The appliance, known as RF-Wall, runs software developed by NeoCatena to protect an RFID network from counterfeit RFID tags, and from attempts to use tags encoded with malware to introduce a virus to back-end systems, or to execute some type of breach to the security of sensitive data, according to the company's cofounders, Boris Wolf and Lukas Grunwald.
While there have been no publicized incidents involving the use of RFID-based network attacks or counterfeit RFID tags, Wolf and Grunwald believe the threats to be real, and say experiments performed by Grunwald dating back to 2004 have proven such things possible. At a data security conference that year, Grunwald introduced software he developed, dubbed RFDump, which reads RFID tags and shows how user data—a
read-write field of data designed to carry information beyond the tag ID, as well as other
read-only data encoded by the tag's manufacturer—can be modified using either a hex or ASCII editor.

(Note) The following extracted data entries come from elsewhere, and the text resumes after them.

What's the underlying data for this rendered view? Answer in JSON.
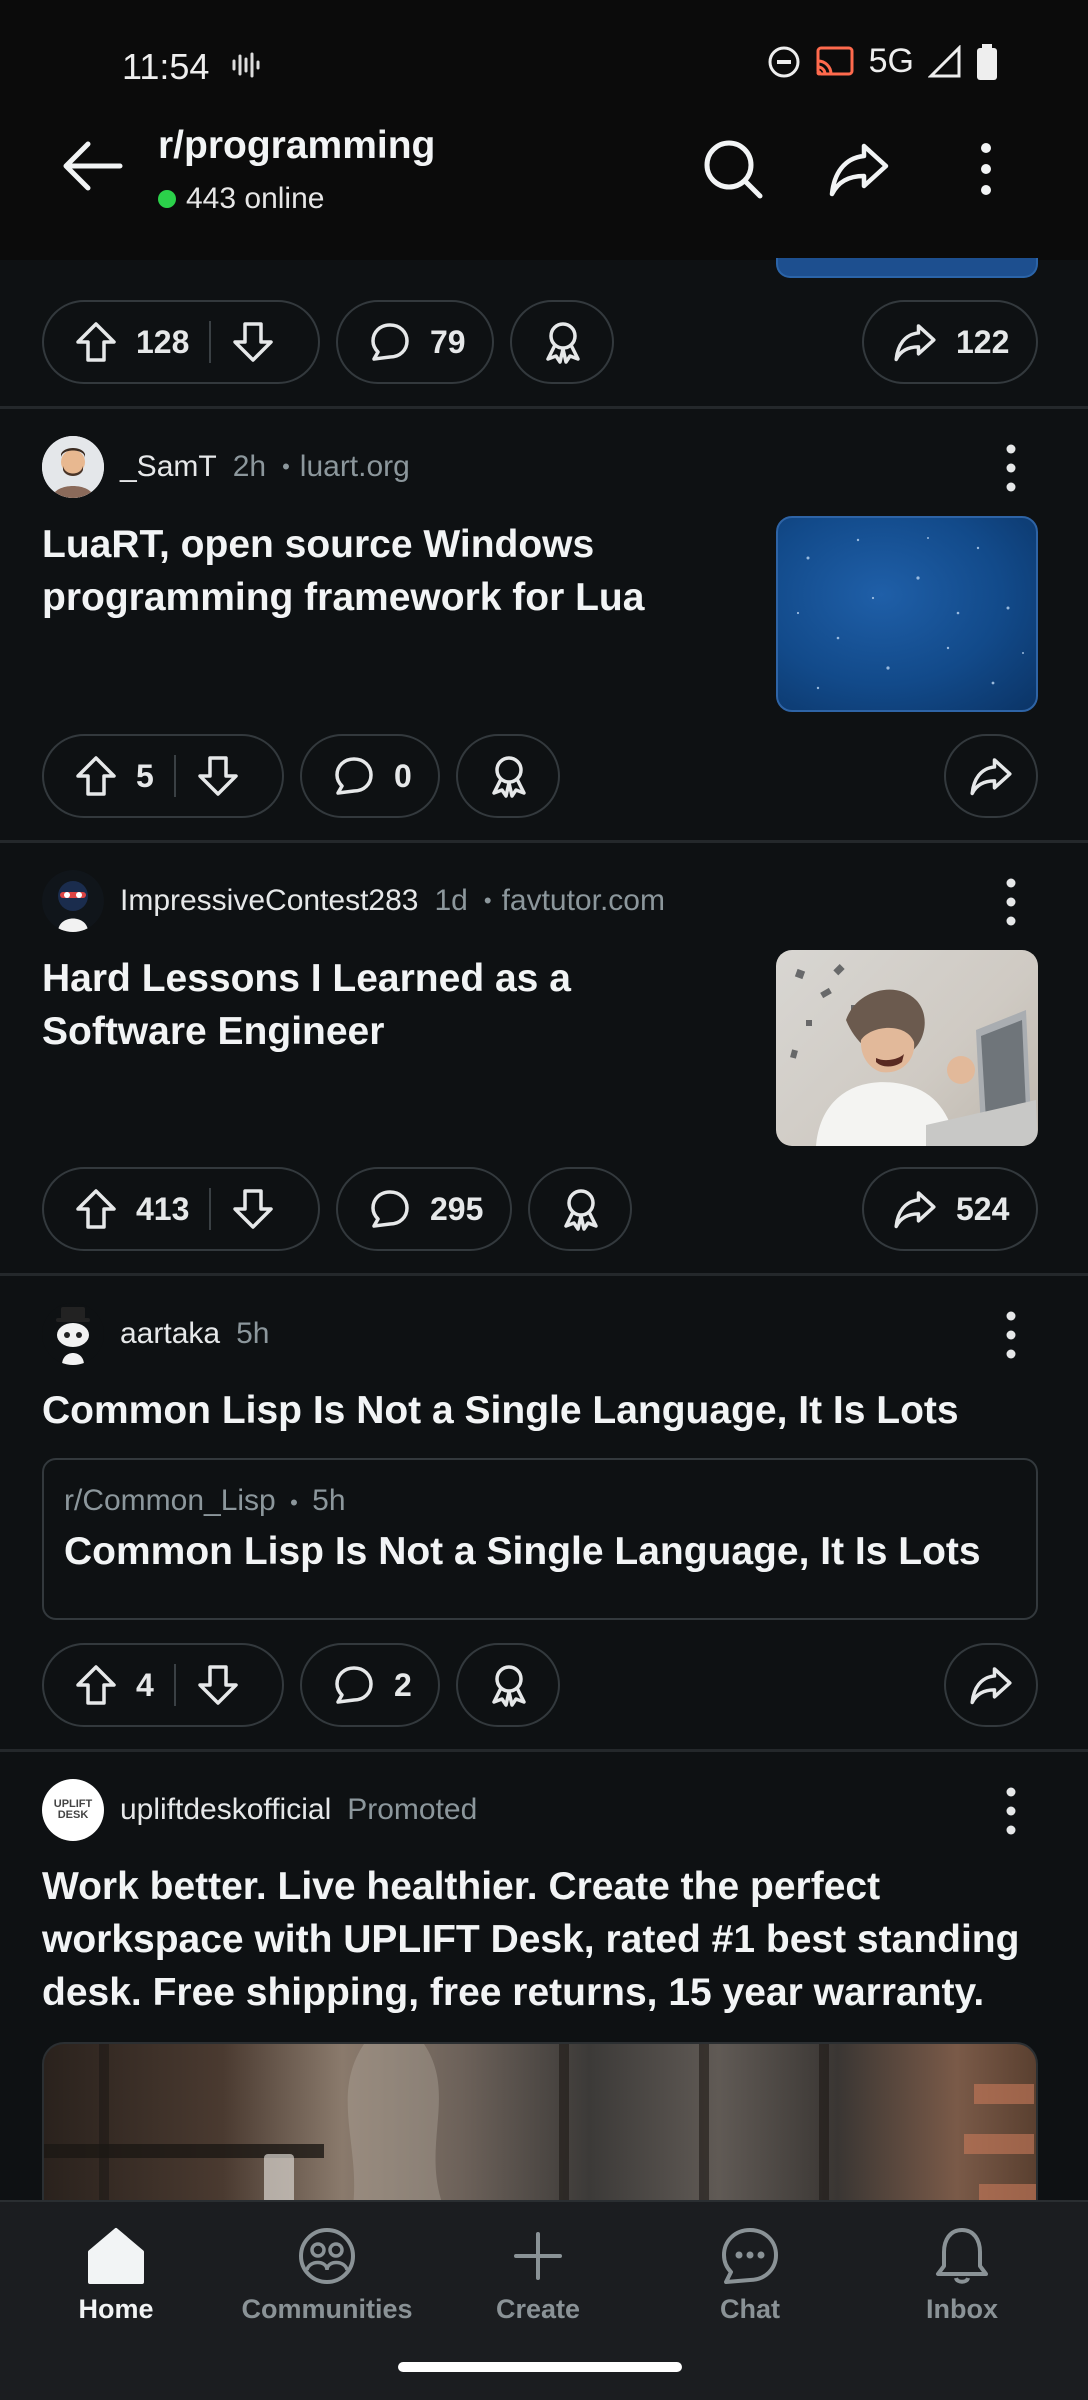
{
  "status_bar": {
    "time": "11:54",
    "network": "5G"
  },
  "header": {
    "title": "r/programming",
    "online": "443 online",
    "online_color": "#2bd14a"
  },
  "top_actions": {
    "upvotes": "128",
    "comments": "79",
    "shares": "122"
  },
  "posts": [
    {
      "author": "_SamT",
      "age": "2h",
      "domain": "luart.org",
      "title_line1": "LuaRT, open source Windows",
      "title_line2": "programming framework for Lua",
      "upvotes": "5",
      "comments": "0"
    },
    {
      "author": "ImpressiveContest283",
      "age": "1d",
      "domain": "favtutor.com",
      "title_line1": "Hard Lessons I Learned as a",
      "title_line2": "Software Engineer",
      "upvotes": "413",
      "comments": "295",
      "shares": "524"
    },
    {
      "author": "aartaka",
      "age": "5h",
      "title": "Common Lisp Is Not a Single Language, It Is Lots",
      "crosspost_sub": "r/Common_Lisp",
      "crosspost_age": "5h",
      "crosspost_title": "Common Lisp Is Not a Single Language, It Is Lots",
      "upvotes": "4",
      "comments": "2"
    },
    {
      "author": "upliftdeskofficial",
      "tag": "Promoted",
      "avatar_text": "UPLIFT DESK",
      "title_line1": "Work better. Live healthier. Create the perfect",
      "title_line2": "workspace with UPLIFT Desk, rated #1 best standing",
      "title_line3": "desk. Free shipping, free returns, 15 year warranty."
    }
  ],
  "bottom_nav": [
    {
      "label": "Home",
      "icon": "home-icon",
      "active": true
    },
    {
      "label": "Communities",
      "icon": "communities-icon"
    },
    {
      "label": "Create",
      "icon": "plus-icon"
    },
    {
      "label": "Chat",
      "icon": "chat-icon"
    },
    {
      "label": "Inbox",
      "icon": "bell-icon"
    }
  ]
}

Grunwald used RFDump to change data on the same tags utilized at
Metro Future Store in Germany. In the future, he asserts, nefarious parties could employ interrogators to alter product data, including price, on RFID-tagged consumer goods. In addition, Grunwald has cloned an RFID proprietary access control card and an electronic passport.
Some in the RFID industry—including
RFID Journal's editor and founder, Mark Roberti—have deemed Grunwald's assertions that RFID tags represent serious security risks to be far-fetched (see
Industry Group Says E-Passport Clone Poses Little Risk,
An RFID Hack Job and
McAfee Report Hypes RFID Threat). Still, there are some end users willing to take a closer look at what NeoCatena is offering. Wolf says his company is currently involved in beta-testing the RF-Wall product for two Fortune 500 companies, which he declines to name. One is a pharmaceutical company based outside the United States, he says, while the other, based in Asia, is in the supply chain industry.
The types of RFID tags that could pose dangers to an enterprise's back-end systems, Wolf and Grunwald claim, are those with user
memory—data blocks intended to carry information supplemental to the tag ID—because that is where a nefarious party could execute known data attacks such as an SQL injection, designed to exploit an SQL database, or an attack using
XML code.
Passive
high-frequency tags, which have been widely manufactured and employed across numerous industries for years, tend to have larger amounts of user memory than
EPC UHF tags do. However, there is a trend among makers of UHF tags to add an increasing amount of user memory (see
NXP Boosts EPC Gen 2 Tag Memory, Performance and
Alien Technology Announces New EPC Gen 2 Chip).
Tag makers are targeting these tags to such applications as drug-tracking, in which pharmaceutical supply chain partners may add chain-of-custody data to the user memory on tags attached to drug packaging.